Nartum Di 2. Juli 1991
     
    1949: Georgi Dimitroff gestorben
    42% der DDR-Volkskammerabgeordneten waren noch Mitglied der NSDAP gewesen.
    Wär’ mal interessant, die ehemaligen Kommunisten unter den Bundestagsabgeordneten zu zählen. Aber Vorsicht! Das kann man ja nicht vergleichen.
     
    2007: «Ich war natürlich auch 68er …», das hört man jetzt öfter. Die müßten sich irgendwelche Abzeichen anschaffen.
     
    Haarsträubender Bericht über eine West-Schulklasse in Brunshaupten. Wurden dort von Ost-Schülern geschlagen und beschimpft. Man fragt sich: Wo waren da die Lehrer? Und: warum geschlagen? – Aber wer weiß denn, wie hochnäsig die verwöhnten West-Kinder sich benommen haben.
     
    TV-Aufnahmen aus Slowenien und Kroatien. Wippende, ausgelatschte Panzer wurden mit Steinen beworfen. Granateinschläge, Verwundete und Tote.

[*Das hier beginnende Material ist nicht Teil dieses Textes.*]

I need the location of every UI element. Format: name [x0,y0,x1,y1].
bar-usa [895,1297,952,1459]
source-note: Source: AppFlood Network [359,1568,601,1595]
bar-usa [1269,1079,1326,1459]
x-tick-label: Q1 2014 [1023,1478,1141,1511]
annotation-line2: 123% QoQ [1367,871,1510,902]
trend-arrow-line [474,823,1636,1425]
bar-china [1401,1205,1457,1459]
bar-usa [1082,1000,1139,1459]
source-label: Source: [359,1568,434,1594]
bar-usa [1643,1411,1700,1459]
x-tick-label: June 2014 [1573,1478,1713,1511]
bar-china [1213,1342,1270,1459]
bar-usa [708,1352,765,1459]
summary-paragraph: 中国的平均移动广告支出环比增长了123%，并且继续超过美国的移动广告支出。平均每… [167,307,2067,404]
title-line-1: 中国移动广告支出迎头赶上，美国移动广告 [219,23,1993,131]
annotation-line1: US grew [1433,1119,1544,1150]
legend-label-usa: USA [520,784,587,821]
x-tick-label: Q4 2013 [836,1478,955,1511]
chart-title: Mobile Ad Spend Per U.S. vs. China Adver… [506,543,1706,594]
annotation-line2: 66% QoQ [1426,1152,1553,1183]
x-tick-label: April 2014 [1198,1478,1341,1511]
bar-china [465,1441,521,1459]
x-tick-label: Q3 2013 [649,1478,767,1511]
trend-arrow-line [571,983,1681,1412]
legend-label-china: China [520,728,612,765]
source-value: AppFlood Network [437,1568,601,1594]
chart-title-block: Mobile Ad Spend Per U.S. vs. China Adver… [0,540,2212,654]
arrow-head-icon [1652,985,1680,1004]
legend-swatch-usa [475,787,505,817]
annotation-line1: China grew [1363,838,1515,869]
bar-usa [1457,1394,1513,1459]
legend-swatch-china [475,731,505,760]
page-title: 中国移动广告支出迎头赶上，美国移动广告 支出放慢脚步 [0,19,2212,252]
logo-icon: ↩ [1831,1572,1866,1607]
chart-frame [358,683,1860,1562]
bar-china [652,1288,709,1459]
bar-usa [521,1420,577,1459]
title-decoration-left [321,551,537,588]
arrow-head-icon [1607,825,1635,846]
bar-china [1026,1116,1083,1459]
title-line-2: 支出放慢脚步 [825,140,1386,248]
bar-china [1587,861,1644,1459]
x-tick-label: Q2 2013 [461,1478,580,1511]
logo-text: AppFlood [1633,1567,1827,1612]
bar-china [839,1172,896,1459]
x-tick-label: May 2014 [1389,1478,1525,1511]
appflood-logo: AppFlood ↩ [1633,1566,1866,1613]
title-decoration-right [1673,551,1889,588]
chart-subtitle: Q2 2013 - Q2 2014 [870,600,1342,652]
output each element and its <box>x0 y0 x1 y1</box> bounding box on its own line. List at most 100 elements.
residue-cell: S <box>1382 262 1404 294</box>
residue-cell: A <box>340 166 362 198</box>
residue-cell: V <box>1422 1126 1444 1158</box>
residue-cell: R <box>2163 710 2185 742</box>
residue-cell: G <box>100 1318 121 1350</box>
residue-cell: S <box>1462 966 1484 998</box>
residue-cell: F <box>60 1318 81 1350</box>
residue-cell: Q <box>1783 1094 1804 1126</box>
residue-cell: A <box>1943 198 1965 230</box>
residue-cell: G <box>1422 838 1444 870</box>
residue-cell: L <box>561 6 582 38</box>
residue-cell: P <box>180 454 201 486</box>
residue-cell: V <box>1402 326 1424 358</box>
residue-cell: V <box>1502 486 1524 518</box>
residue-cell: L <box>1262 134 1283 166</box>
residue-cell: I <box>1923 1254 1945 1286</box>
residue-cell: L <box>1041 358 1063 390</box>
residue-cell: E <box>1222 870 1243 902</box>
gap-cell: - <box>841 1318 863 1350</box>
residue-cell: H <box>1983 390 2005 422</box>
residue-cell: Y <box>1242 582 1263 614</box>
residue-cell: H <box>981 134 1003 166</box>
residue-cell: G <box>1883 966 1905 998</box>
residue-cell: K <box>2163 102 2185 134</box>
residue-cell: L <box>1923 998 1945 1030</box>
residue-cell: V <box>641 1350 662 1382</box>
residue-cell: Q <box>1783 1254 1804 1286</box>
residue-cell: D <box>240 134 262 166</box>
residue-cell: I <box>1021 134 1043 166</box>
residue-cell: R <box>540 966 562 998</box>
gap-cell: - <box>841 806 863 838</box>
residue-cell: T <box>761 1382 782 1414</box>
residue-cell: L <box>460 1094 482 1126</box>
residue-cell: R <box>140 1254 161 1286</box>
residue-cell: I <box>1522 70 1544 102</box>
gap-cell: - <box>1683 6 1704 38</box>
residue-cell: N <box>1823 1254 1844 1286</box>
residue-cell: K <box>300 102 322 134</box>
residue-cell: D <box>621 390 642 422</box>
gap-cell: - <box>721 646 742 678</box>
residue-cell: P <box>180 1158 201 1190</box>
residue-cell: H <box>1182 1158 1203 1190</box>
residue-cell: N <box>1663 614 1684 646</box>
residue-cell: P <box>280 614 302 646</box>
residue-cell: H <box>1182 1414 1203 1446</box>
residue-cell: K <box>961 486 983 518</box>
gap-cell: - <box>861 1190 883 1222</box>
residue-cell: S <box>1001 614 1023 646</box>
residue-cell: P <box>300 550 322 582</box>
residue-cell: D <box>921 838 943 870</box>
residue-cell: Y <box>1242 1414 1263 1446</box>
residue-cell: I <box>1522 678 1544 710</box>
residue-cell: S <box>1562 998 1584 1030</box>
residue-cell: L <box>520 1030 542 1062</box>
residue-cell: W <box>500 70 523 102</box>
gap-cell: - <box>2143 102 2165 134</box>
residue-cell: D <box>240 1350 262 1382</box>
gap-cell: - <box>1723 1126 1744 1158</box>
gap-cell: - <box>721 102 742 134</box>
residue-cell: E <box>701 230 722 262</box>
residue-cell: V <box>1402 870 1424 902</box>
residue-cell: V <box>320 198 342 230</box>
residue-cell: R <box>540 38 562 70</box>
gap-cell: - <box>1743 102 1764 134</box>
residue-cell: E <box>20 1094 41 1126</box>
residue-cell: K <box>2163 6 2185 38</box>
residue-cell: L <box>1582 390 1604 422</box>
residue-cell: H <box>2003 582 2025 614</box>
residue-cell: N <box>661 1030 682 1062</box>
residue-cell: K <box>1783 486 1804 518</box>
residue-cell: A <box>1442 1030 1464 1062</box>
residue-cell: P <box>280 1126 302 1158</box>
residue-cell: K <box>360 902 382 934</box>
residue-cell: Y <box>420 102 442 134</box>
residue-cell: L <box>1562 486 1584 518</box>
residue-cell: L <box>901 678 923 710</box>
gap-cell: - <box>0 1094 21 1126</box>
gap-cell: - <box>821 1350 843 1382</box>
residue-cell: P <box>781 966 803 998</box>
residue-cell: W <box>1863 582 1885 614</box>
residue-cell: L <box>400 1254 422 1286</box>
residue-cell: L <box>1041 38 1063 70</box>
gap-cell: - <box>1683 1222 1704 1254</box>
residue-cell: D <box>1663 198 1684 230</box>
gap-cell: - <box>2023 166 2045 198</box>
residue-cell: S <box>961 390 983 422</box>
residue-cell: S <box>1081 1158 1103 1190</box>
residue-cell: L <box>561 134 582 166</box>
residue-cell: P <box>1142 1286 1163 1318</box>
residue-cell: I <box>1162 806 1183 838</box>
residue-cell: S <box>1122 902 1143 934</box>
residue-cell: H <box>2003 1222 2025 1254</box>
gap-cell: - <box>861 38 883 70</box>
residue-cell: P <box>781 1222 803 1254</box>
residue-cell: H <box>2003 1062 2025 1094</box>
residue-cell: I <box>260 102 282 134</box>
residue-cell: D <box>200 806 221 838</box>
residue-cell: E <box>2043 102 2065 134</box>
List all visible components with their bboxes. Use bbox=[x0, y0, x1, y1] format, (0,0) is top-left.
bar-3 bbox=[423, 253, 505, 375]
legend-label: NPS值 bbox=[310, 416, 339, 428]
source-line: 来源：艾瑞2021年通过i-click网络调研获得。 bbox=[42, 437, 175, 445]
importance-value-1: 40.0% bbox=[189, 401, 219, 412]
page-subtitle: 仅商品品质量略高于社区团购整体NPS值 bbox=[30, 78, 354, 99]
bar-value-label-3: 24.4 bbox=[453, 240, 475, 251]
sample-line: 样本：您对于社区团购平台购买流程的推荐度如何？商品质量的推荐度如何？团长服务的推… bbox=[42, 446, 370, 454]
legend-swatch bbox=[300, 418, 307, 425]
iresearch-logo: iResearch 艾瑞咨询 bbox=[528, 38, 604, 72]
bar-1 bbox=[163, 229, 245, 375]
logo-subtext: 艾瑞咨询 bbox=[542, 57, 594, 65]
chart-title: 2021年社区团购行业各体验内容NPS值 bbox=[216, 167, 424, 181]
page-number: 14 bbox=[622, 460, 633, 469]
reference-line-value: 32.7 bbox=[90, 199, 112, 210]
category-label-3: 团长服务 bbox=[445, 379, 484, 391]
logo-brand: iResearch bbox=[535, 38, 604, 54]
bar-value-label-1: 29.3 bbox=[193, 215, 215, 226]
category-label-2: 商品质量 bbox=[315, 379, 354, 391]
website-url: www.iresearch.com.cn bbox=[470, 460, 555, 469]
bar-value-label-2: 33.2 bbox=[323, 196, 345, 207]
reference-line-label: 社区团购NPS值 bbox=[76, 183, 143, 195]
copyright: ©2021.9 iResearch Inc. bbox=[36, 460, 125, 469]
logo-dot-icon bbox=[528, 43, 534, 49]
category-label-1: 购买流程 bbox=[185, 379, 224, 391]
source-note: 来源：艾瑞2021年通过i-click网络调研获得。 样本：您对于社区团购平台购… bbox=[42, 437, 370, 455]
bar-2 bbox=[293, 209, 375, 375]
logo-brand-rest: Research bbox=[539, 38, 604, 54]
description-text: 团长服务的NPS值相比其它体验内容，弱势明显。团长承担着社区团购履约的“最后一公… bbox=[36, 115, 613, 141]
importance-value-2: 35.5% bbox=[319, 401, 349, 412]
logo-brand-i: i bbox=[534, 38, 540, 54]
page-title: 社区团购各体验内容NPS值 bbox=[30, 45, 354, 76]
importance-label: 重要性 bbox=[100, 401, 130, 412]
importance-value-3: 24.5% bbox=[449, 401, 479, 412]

Schreiende Frauen, sie wollen ihre Söhne wiederhaben, Deserteure, denen die Schulterstücke abgerissen werden. Kein Mensch weiß, was daraus werden soll.
    Kaum ist im Irak einigermaßen Ruhe, da geht’s auf dem Balkan los. – Ich kriege die Staaten immer durcheinander.
     
    M/B jetzt 99 Seiten, 14. Kapitel angefangen. Zwei Drittel. Mühsam.
    Archivnummer 2999 aufgeräumt, hübsche Zeichnungen gefunden.

Nartum Mi 3. Juli 1991, heiß
     
    Der Auto-beiseite-schiebe-Krieg. Es macht den Panzerfahrern besonderen Spaß, Autos beiseite zu schieben.
     
    Die infernalische Hoffnung: Sie möchten sich dort unten alle gegenseitig matt setzen.
    Eine Frau an der Grenze:«Es gibt dort so freundliche Menschen, und es ist ein so schönes Land»(Slowenien). Freundliche Menschen gibt es überall und schöne Länder auch. Was muß diese Frau erfahren haben, und warum erzählt sie uns das?
     
    Die Hühner liegen in der Sonne mit aufgestellten Federn. Vor mir liegt ein zweigeteiltes totes Vögelchen. Wenn Mäuse vor Hühnern weglaufen. Das schaffen die nicht. Schöne Hühner, niedliche Mäuse, prachtvolles Wetter und eine Leiche zu meinen Füßen.
     
    M/B:
    17. Kapitel
    Danzig schlafen, Nehrung, abends nur kurz Zeit, Maria nicht zu finden. Im«Senator»essen. Dann Rückflug.
    18. Kapitel
    Hamburg, Wohnung leer.
    Heute nachmittag schrieb ich im Garten das heikle Kapitel von
    Rosenau. Damit wären die eigentlichen Schwierigkeiten gemeistert. Nun läuft die Sache aus. Fast möchte ich wetten, daß wir bei S. 140 enden.
     
    Danach unruhig im Haus auf und ab, auch die Hitze machte mir zu schaffen. Langeweile, die ich sonst nicht kenne. Ausgelöst durch zu viel Arbeit.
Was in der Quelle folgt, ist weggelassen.